The first live score on the RAG synthesis task type came from ministral-3:8b on Sprint 4, the same day the infrastructure was built.

Dimension	Score
Structural accuracy	0.818
Semantic similarity	0.954
Factual drift	1.000
Task completion	1.000
Tool call correctness	1.000
Latency	0.292
Weighted total	0.933

0.933 on the first RAG run. In our testing, this was higher than llama3.1 had reached on any task type across its 16 accumulated runs. The reason is instructive: the corpus is in the prompt. RAG synthesis turns a knowledge-retrieval problem into a reading-comprehension problem. The model can't hallucinate facts that weren't in the retrieved chunks. The factual drift score is 1.000 because there was nothing to drift to. 7B models handle reading comprehension well. They don't handle memory retrieval reliably. The latency score of 0.292 is the drag: 6.5 seconds against Sonnet's 1.9 seconds pulls the score from a theoretical ~0.96 to 0.933. For a background summarisation task, that tradeoff is fine. For a user-facing call with a 2-second SLA, it isn't. The evaluation system captures this distinction; a single-score evaluator wouldn't.
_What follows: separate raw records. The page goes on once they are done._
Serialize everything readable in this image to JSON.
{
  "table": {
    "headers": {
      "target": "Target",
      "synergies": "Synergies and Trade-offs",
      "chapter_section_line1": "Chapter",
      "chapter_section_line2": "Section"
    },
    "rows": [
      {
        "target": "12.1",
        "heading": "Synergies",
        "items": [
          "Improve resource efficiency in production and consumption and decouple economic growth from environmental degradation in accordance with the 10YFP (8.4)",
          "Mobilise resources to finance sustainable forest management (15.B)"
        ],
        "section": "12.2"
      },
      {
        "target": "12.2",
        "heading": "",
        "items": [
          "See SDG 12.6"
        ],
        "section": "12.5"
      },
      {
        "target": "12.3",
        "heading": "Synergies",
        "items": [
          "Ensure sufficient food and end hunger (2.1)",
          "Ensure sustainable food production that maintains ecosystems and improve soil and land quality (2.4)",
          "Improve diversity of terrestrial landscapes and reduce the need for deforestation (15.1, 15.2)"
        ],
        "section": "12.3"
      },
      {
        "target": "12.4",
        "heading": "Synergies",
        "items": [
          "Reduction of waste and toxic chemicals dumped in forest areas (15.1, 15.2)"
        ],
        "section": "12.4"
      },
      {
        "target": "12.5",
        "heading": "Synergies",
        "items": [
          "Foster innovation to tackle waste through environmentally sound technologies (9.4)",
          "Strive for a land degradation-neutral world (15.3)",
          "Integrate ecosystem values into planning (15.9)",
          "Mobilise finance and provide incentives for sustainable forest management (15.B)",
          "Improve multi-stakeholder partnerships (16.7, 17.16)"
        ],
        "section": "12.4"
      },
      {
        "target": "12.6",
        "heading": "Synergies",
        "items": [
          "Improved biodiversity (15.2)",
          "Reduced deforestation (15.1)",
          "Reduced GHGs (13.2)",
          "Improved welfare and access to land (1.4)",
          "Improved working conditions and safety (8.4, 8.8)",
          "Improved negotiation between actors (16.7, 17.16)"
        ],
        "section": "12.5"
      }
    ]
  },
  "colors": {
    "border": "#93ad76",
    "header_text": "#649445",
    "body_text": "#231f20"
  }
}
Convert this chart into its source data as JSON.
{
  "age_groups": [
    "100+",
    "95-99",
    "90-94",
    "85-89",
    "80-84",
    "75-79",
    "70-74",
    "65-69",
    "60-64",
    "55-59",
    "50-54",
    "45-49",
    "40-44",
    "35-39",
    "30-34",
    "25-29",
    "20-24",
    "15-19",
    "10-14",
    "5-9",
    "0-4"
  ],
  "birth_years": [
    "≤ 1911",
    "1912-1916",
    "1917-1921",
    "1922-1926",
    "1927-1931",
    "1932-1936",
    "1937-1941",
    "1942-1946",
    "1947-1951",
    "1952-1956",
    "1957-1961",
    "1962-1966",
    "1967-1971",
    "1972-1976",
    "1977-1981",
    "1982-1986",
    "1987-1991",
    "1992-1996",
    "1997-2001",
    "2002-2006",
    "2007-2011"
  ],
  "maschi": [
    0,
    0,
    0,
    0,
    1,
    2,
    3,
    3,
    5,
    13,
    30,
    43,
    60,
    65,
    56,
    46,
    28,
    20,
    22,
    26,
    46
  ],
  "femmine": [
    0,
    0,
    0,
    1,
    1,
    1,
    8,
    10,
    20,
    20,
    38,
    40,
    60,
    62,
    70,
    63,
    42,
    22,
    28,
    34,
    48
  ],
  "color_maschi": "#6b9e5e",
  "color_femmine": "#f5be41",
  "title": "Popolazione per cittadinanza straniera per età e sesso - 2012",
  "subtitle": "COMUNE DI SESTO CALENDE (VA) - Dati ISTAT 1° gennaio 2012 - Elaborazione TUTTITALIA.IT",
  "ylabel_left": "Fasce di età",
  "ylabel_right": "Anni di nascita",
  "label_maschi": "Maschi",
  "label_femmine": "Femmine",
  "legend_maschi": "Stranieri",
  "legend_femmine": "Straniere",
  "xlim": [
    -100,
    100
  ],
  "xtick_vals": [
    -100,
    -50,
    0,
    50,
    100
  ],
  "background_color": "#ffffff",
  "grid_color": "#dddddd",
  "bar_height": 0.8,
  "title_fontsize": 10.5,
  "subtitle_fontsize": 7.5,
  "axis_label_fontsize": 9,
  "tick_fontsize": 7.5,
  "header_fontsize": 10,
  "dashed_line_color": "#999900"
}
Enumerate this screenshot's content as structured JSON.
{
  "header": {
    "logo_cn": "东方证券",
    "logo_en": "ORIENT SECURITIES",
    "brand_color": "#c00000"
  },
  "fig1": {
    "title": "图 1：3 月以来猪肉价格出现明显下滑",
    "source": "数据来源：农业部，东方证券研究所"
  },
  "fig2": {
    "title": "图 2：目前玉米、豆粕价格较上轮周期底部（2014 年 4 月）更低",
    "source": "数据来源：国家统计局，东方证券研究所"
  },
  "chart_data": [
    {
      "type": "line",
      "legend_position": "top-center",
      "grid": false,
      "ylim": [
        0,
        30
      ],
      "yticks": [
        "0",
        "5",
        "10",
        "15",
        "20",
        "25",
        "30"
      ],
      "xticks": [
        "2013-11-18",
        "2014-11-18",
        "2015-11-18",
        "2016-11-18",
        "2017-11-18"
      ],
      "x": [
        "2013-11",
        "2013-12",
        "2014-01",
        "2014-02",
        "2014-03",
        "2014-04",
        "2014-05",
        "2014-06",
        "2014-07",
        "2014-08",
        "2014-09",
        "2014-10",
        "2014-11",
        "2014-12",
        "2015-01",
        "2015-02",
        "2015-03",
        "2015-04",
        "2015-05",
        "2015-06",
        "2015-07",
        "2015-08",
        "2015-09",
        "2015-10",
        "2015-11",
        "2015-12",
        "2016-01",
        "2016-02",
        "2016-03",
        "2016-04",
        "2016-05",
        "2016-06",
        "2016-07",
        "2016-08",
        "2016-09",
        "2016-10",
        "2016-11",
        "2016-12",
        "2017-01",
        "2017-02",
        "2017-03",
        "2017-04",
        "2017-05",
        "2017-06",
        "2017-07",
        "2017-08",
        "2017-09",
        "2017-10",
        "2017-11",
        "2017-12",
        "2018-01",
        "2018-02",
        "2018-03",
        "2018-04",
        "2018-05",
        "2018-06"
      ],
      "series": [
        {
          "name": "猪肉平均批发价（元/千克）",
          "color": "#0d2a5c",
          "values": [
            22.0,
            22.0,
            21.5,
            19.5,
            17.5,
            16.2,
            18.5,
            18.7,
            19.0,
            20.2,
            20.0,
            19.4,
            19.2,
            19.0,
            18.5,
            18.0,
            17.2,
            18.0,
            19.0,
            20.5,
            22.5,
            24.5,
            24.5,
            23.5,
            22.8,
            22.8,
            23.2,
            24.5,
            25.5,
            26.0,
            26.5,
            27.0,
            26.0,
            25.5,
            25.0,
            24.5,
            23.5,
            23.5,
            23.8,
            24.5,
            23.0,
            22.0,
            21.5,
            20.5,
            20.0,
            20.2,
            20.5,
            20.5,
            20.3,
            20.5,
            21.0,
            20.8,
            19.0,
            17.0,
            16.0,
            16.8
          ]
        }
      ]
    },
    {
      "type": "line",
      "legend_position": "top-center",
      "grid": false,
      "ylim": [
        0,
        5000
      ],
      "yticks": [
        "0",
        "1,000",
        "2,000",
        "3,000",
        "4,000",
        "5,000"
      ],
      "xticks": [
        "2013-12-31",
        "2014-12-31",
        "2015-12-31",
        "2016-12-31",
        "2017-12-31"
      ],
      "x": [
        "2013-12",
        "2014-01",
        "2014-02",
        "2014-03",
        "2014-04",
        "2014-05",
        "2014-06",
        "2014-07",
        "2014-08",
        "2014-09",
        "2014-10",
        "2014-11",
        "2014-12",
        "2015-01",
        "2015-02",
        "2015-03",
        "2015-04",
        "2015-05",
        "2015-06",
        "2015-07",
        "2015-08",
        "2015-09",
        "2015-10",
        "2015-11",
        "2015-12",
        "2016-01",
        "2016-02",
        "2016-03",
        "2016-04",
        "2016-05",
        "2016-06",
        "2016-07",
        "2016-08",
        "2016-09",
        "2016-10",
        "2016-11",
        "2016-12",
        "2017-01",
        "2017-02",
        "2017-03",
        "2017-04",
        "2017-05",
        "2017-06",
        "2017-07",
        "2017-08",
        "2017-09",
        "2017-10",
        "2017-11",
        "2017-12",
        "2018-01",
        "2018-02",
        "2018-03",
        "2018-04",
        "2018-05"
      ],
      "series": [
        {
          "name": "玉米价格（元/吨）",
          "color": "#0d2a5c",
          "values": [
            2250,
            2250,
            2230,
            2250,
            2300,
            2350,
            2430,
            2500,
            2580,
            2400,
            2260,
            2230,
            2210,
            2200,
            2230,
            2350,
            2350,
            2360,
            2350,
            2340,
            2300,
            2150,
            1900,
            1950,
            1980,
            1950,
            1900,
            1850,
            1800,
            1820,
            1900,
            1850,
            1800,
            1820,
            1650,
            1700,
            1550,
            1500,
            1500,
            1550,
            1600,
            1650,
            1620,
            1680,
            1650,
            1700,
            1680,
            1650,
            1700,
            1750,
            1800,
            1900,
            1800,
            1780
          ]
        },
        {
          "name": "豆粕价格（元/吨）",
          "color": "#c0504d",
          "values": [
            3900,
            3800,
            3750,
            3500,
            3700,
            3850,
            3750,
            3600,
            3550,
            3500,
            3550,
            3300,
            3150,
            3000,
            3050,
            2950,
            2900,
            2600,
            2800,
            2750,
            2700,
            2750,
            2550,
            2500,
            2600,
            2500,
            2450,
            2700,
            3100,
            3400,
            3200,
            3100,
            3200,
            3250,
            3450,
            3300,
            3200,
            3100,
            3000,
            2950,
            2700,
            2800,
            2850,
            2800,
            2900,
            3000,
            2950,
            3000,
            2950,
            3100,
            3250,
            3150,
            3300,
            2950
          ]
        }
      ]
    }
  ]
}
What the measurement machine is actually for

By the time our system had logged 4,193 total runs, the question 'can local models replace Claude' had a more precise answer: on some task types, yes. On others, not yet. The specific tasks where local models compete are the ones you'd expect: structured output, classification, faithful retrieval. Not the ones that require genuine reasoning or synthesis from incomplete information. That specificity only exists because the measurement machine ran continuously for weeks, across multiple models and task types, with enough data to distinguish a lucky streak from a real result. Building the machine cost more than the answer was worth on day one. On day 28, with 4,193 runs and clear promotion candidates, it was the most valuable thing in the project.

What the machine taught us next

The hybrid control plane experiment did what it was designed to do: it measured. Across our 4,193 accumulated runs, a 6-dimension rubric, 15% judge sampling, a 0.95 promotion gate. By Sprint 6 we had statistical evidence that local models could match Claude Sonnet on specific task types at specific quality thresholds. That's not a marketing claim. That's a result. But having a result is different from having a system, and the complexity of running shadow tests, maintaining ground truth, and calibrating a promotion gate started to feel like overhead for the actual question I wanted to answer next. That question is: which local model is best for which type of task? Not whether local can match Claude in aggregate, but whether you can get Claude-quality outputs on specific task types by routing to the right local model. That's what Ralph Lab is built to answer. It's a task-type specialisation benchmark: simpler in structure than the hybrid control plane, but more targeted. In our testing so far: 505 runs across 7 local models (qwen2.5-coder, qwen3:8b, ministral-3:8b, deepseek-r1:8b, qwen3:1.7b, granite4:tiny-h, and one more slot rotating through candidates), 10 task types, LLM-as-judge scoring on a 10-point scale. No shadow testing, no promotion gate. Just direct head-to-head comparisons across task categories. The output of Ralph Lab is a routing table: for each task type, which model scores highest? The table is already taking shape. What it's becoming is the empirical foundation for something more structured: an arxiv paper on task-type routing for local LLMs. The benchmark design has four conditions: local single-model (best average performer), local routed (routing table applied), hybrid cloud/local (smart escalation to Claude on low-confidence tasks), and frontier ceiling (Claude Sonnet on everything). The research question is whether smart routing closes the gap, and by how much. We don't know yet. That's not a hedge. It's the honest state of the experiment. The hybrid control plane proved local models can compete. Ralph Lab is mapping where they compete best. The paper will quantify the gap that routing closes. A future post will be that story.